Chronos (クロノス) 日本版 2013年 03月号 [雑誌]

 第2次安倍晋三内閣が発足した。デフレからの脱却など経済再生を最優先課題に掲げたこともあり、内閣発足前後から円安が進み、株価も大幅に上昇している。明るいムードが漂っているが、これで景気は好転するのだろうか。
 安倍首相が掲げる「大胆な金融緩和」と「積極的な財政出動」など”アベノミクス”によって、経済がインフレ的になるのは間違いなさそうだ。だが、それで持続的な景気回復の波に乗れるかどうかは別の話である。
 焦点のひとつは消費の行方だ。円安になれば輸出産業が潤い、雇用も増え、給与も増えると思いがちだが、実際のところ日本経済はもはや単純な輸出主導型ではなくなっている。むしろ消費のインパクトの方が大きい。インフレ的になりモノの価値が上昇基調になった時に消費がどうなるか、である。
 ひとつの指標が百貨店の売上高推移だろう。日本百貨店協会のまとめによると、全国のデパートの売上高は年々減少が続いている。リーマンショック後の2009年には前年比10.1%と大幅に減少、10年3.1%減、11年2.0%減と減り続けている。
 12年も東日本大震災の反動で急増した3月、4月を除くと月の売上高はマイナスが並んでいる。消費は全般に厳しいと見ていい。ところが、そんな中で特異な数値を示しているものがある。「美術・宝飾・貴金属」の売り上げである。大震災前まではマイナス続きだったが、震災後の11年6月からプラスに転じた。以後、マイナスになったのは11年10月と12年7月、8月の3カ月だけで、ほかはすべて前年同月比プラスになった。高級時計を含む宝飾品などは大いに売れているのである。
 「被災地である東北地方で高級品が売れている」という記事が新聞や週刊誌を賑わせたのは11年の夏から12年の春にかけてだった。多額の義捐金や保険金、保証金などが被災地に支給された結果、現金を手にした住民が消費に走った結果だという解説だった。仙台の繁華街が大繁盛しているとも言われた。
 この傾向は地域別の百貨店売上高にも表れている。仙台の百貨店の11年度(11年4月~12年3月)の売上高は12%も増えた。この間の全国平均が仙台も含めて0.2%増だったから、いかに東北地方で消費が盛り上がったかが分かる。中でも「美術・宝飾・貴金属」の売り上げは大きく増えた。日本全体の消費を東北地方の高額消費が引っ張る格好になっていたわけだ。
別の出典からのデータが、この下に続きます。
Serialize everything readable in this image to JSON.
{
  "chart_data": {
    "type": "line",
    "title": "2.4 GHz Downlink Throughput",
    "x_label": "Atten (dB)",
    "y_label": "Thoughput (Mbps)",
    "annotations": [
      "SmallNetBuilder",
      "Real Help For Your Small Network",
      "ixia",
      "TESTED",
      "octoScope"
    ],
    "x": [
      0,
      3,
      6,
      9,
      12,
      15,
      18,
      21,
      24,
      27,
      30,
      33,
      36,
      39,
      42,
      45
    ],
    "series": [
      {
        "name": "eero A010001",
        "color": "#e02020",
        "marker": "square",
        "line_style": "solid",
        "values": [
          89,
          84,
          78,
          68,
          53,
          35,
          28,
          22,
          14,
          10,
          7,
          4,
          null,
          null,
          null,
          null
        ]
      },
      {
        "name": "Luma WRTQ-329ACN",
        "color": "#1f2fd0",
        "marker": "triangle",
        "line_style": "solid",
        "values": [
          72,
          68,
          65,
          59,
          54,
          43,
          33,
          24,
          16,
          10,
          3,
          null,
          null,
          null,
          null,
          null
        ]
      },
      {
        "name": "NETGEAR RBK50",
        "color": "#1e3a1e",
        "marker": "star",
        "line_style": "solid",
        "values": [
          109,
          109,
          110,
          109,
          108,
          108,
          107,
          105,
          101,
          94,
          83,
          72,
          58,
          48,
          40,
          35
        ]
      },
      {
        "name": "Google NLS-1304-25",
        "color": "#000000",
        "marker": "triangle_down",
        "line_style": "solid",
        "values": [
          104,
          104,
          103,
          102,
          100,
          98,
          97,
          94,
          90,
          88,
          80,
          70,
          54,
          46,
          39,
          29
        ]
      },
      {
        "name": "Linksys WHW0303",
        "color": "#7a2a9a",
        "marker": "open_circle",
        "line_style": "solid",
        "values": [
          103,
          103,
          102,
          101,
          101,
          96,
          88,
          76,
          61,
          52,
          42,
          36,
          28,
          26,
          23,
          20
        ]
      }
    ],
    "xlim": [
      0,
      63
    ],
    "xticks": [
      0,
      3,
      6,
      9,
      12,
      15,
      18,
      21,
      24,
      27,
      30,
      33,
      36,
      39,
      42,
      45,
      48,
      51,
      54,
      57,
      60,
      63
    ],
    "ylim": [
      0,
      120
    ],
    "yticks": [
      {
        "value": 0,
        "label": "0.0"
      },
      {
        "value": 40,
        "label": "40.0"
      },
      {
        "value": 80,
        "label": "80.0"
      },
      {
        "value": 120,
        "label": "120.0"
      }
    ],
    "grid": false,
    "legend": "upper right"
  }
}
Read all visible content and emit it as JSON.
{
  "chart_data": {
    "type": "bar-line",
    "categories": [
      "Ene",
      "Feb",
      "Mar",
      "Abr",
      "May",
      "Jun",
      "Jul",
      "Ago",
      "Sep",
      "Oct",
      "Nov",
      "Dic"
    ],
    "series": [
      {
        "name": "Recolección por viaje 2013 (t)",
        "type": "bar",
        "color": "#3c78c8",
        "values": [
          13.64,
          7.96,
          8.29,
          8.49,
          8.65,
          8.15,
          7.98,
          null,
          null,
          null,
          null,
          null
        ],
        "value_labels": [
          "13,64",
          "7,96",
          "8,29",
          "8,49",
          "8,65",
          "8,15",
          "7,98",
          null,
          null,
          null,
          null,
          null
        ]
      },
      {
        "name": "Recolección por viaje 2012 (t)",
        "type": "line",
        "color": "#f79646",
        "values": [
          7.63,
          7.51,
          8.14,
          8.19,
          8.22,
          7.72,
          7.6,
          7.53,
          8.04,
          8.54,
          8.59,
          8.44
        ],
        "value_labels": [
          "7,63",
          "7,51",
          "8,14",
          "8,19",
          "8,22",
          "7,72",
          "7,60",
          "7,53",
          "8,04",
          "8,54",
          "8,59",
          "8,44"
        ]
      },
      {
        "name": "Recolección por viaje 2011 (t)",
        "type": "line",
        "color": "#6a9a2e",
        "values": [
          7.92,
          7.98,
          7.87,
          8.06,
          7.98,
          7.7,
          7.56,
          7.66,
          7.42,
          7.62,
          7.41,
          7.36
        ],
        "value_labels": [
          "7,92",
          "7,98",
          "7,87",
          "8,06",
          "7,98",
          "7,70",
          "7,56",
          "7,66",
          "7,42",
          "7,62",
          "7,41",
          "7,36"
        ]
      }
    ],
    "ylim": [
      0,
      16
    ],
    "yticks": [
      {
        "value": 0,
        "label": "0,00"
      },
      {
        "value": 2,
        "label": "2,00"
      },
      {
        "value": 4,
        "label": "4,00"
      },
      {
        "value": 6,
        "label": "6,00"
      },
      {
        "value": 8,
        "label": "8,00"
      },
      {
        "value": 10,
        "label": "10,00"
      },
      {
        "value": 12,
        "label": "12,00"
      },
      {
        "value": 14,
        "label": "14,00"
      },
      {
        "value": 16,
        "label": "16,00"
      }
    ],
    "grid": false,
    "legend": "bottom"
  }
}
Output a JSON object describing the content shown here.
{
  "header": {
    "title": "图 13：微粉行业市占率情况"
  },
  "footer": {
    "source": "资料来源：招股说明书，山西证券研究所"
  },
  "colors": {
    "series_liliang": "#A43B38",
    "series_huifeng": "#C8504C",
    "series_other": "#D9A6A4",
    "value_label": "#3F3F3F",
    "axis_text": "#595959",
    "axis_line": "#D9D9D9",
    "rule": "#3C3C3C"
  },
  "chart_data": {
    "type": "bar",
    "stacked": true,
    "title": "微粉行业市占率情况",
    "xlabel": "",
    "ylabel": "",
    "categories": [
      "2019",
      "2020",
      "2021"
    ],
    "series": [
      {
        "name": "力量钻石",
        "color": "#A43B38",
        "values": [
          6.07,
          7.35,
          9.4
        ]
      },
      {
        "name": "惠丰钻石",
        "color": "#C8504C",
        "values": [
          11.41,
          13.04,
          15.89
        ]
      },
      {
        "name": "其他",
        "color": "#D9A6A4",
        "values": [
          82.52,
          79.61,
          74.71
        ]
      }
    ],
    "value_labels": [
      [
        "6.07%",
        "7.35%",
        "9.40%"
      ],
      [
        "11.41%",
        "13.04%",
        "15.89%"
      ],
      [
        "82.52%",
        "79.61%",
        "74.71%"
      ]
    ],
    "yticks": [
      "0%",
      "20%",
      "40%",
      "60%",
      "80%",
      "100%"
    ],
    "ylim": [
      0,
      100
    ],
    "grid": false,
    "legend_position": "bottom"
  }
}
 しかし、昨年5月以降、状況が変わっている。前年大きく伸びたことの反動もあり、仙台など東北地方の高額消費がマイナスに転じたのだ。多額の復興予算が計上されているものの、工事がなかなか進まないなど、おカネが住民の懐を潤す状況になっていないのだろう。住宅建設なども進んでいないため、新規の消費需要も盛り上がっていない。一方で、先行きへの不安感から財布の紐を引き締め、高額消費を見送っているのではないか、と思われる。
 にもかかわらず全国で「美術・宝飾・貴金属」が堅調なのは、東北からその他の地域が波及しているからだ。名古屋地区や東京地区などで、高級品が売れている。復興予算の予算執行が、東北以外の建設会社や建材会社などを潤しはじめているのだろう。
 では、東北の高級品需要は終わったのかというと、そうではない。復興が進み住宅建設などが本格化すれば、東北地方でおカネが再び回りはじめる。そうなると消費需要が再び盛り上がる可能性は十分にある。
 だがそれ以上に、インフレ効果による高額品ブームが到来する予兆がある。金融緩和によって株価や地価が上昇すれば、いわゆる「資産効果」で高額品の消費におカネが回る。いわゆるミニバブルである。資産価格の上昇は「持てる人がより豊かになる」効果がある。一方で物価が上昇すれば庶民の生活は苦しくなり、食料品や生活雑貨などの消費は抑制される。つまり、生活必需品などを中心に消費は全体的に落ち込むが、高額品だけは売れるという消費の二極化が起きるのではないか。アベノミクスで高級時計へのニーズは高まることになりそうだ。